Failing school gets little support from politicians


Jamillah Cooper, a parent at the Tech International Charter School, says she will work to keep the school open, despite its plan to close at the end of June. She talks about how much her daughter loves the school and the teachers, and how she wants to keep the child in that supportive environment. Along with some other parents, Cooper organized a petition, which has gathered 80 signatures, to keep the school, which comprises grades six through eight, open.

But the lack of support from community leaders may have made the prospect more difficult.

“I am not going to lend my name to keeping a school open that is failing academically—that’s failing miserably and has for a number of years now,” Assemblyman Jeffrey Dinowitz said in a phone interview. He said he empathizes with the parents and students who want Tech International to remain open, but will defer to the decision of the “educational experts who made the determination that the school should be closed.”

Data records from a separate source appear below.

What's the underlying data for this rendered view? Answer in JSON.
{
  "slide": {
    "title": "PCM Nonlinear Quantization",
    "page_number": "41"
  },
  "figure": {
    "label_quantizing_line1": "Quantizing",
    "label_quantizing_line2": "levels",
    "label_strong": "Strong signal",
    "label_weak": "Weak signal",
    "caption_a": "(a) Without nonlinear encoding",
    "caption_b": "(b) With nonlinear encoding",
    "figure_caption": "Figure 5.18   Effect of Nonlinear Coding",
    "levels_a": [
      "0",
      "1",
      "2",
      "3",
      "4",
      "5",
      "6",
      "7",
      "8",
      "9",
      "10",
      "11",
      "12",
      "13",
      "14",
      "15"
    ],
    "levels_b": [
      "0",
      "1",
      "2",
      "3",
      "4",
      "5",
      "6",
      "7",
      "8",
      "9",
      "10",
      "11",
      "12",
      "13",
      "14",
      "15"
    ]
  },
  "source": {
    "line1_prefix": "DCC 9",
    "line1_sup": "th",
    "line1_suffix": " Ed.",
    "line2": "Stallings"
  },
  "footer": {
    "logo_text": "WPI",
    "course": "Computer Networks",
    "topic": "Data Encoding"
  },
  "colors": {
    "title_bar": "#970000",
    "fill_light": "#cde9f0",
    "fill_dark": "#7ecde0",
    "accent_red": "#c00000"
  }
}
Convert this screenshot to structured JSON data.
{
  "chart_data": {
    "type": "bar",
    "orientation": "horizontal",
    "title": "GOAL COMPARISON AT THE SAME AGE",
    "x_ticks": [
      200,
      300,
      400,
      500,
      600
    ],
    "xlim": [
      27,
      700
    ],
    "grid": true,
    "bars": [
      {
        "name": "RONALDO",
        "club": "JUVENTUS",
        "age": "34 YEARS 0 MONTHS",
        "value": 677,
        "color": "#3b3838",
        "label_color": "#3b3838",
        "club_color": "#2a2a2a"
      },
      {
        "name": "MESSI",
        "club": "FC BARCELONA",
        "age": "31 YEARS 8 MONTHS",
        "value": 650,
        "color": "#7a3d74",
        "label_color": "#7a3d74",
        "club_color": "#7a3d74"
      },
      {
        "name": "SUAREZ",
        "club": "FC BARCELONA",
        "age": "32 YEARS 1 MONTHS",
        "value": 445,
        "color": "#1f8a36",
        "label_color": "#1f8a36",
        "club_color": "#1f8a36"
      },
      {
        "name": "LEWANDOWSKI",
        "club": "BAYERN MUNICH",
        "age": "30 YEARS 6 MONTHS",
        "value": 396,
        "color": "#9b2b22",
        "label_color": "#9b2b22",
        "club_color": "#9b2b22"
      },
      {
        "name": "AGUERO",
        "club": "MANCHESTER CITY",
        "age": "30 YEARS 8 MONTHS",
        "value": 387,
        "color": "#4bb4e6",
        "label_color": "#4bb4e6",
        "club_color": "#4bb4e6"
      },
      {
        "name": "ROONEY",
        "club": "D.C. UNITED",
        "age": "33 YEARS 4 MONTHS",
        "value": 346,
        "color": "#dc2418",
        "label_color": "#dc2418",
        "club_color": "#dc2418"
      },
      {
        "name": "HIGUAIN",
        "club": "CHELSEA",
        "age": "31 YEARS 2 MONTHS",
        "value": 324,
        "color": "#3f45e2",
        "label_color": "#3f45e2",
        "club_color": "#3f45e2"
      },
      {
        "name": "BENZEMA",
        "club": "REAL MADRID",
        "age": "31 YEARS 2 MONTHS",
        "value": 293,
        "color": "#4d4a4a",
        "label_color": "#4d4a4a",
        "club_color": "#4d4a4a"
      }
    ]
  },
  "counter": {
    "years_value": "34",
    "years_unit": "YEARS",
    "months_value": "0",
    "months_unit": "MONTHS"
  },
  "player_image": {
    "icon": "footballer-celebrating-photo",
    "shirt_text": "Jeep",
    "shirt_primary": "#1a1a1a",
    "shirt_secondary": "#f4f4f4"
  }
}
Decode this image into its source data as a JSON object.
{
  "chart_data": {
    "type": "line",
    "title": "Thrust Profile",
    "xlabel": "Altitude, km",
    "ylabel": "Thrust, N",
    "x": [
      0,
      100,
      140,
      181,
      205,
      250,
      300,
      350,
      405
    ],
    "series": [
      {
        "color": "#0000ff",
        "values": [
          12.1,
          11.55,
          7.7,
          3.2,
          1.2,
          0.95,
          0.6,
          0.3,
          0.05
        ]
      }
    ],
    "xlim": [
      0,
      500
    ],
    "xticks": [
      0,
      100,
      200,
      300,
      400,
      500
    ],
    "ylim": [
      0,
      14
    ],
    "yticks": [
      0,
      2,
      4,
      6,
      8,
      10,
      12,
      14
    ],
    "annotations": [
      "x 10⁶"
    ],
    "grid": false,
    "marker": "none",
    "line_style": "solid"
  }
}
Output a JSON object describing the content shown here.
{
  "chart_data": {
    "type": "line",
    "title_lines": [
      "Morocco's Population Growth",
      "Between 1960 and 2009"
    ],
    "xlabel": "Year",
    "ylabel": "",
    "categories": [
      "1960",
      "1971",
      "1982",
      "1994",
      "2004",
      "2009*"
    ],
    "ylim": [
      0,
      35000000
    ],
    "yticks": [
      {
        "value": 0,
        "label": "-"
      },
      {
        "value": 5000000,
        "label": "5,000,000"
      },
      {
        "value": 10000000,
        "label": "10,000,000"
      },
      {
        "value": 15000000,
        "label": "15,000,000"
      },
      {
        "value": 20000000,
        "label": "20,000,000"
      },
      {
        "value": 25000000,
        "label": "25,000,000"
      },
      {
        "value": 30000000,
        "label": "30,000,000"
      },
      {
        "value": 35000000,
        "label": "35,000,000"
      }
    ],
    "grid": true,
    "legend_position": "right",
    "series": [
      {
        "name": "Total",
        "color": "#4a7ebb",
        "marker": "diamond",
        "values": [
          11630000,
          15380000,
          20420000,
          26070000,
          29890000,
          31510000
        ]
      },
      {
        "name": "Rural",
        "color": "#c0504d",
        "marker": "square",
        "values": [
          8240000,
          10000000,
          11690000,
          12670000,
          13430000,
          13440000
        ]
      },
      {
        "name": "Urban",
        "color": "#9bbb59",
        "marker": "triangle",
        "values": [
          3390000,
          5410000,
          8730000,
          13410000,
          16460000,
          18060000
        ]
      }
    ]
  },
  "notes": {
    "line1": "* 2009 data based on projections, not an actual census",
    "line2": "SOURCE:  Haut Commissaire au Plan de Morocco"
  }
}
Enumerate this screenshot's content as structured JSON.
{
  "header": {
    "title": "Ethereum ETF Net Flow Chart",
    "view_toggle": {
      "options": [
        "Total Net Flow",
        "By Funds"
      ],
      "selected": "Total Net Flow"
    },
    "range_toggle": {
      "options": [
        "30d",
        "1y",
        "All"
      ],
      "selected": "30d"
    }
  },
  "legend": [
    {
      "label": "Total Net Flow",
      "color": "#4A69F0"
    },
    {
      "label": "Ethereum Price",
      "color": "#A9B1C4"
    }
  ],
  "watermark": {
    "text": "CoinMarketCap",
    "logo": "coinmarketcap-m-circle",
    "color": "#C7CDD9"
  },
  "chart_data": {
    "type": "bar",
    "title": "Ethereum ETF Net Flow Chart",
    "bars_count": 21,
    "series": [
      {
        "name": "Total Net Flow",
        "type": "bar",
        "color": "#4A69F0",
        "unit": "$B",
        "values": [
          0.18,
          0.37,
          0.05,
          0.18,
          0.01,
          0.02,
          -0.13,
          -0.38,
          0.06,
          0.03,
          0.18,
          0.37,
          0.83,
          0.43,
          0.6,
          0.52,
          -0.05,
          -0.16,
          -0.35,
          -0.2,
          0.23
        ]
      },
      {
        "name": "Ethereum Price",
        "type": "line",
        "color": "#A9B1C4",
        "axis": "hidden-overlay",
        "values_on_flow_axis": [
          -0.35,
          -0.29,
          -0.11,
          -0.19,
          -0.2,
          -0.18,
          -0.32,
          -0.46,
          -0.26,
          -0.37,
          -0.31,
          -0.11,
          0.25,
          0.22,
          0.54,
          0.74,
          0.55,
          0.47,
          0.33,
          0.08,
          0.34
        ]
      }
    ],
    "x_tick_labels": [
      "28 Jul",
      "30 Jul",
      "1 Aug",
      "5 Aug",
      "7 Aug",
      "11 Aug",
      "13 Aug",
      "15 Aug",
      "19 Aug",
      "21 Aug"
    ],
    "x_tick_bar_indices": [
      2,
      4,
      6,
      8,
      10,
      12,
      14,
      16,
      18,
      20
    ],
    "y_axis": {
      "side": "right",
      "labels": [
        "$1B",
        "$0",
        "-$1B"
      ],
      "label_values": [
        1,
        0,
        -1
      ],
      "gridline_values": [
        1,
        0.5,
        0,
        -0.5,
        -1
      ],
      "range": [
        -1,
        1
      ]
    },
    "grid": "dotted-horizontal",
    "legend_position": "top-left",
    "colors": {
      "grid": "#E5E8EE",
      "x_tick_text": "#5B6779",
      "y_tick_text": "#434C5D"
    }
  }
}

Another local leader, Councilman Andrew Cohen, offered similar views. “It’s SUNY that makes these determinations as to whether or not to close charter schools,” Cohen was quoted as saying by his spokesperson.

After learning of Tech International’s impending closing, Dinowitz raised the issue on Jan. 10 at a town hall meeting with Schools Chancellor Carmen Farina and sent a follow up letter dated Jan. 23, asking the Education Department to look into the possibly securing Tech International’s space at 3120 Corlear Ave. for the area’s public schools to alleviate overcrowding. He suggested that it could be used for the Milton Fein School (P.S. 7), located one block away, or the Spuyten Duyvil School (P.S. 24), which recently lost its annex space.

Cooper said Dinowitz’s decision was hardly a surprise. She accused the assemblyman of failing to care enough about the petition, adding, however: “I respect his decision.”

“His job as an assemblyman is to serve the community and do good service to those who need his help, no matter... how hard a problem may be,” Cooper said in an email.

Meanwhile, the Tech International website lists a PTA meeting scheduled for March 13. It was not clear when the listing was posted, but Lucy Lamont, president of the Tech International parents’ association, said on March 2 she was not aware of any more parent meetings being planned.

“I haven’t heard anything at all,” she said.

In a 2015-2016 school evaluation report, SUNY listed some of the concerns it had about the school. The report referenced data from the 2014-2015 school year—a period before the schools latest principal, Ryan McCabe, took over.

“Inadequate organizational capacity has been apparent since Tech International’s first year of operation,” stated the report. It added that an audit letter to the school listed “deficiencies that require corrective action,” which included “special education billing mistakes/lack of process… [and] a lack of fiscal oversight by the board as evidenced by approximately $400,000 shortfall in 2014-2015.”

The report also says the school was failing to meet its academic performance goals for English and math.

A total of 335 approved charter schools operated in New York State as of December 2016. About 9 percent of all charter schools do not get their charters renewed because they fail to meet SUNY standards, according to the state university’s data.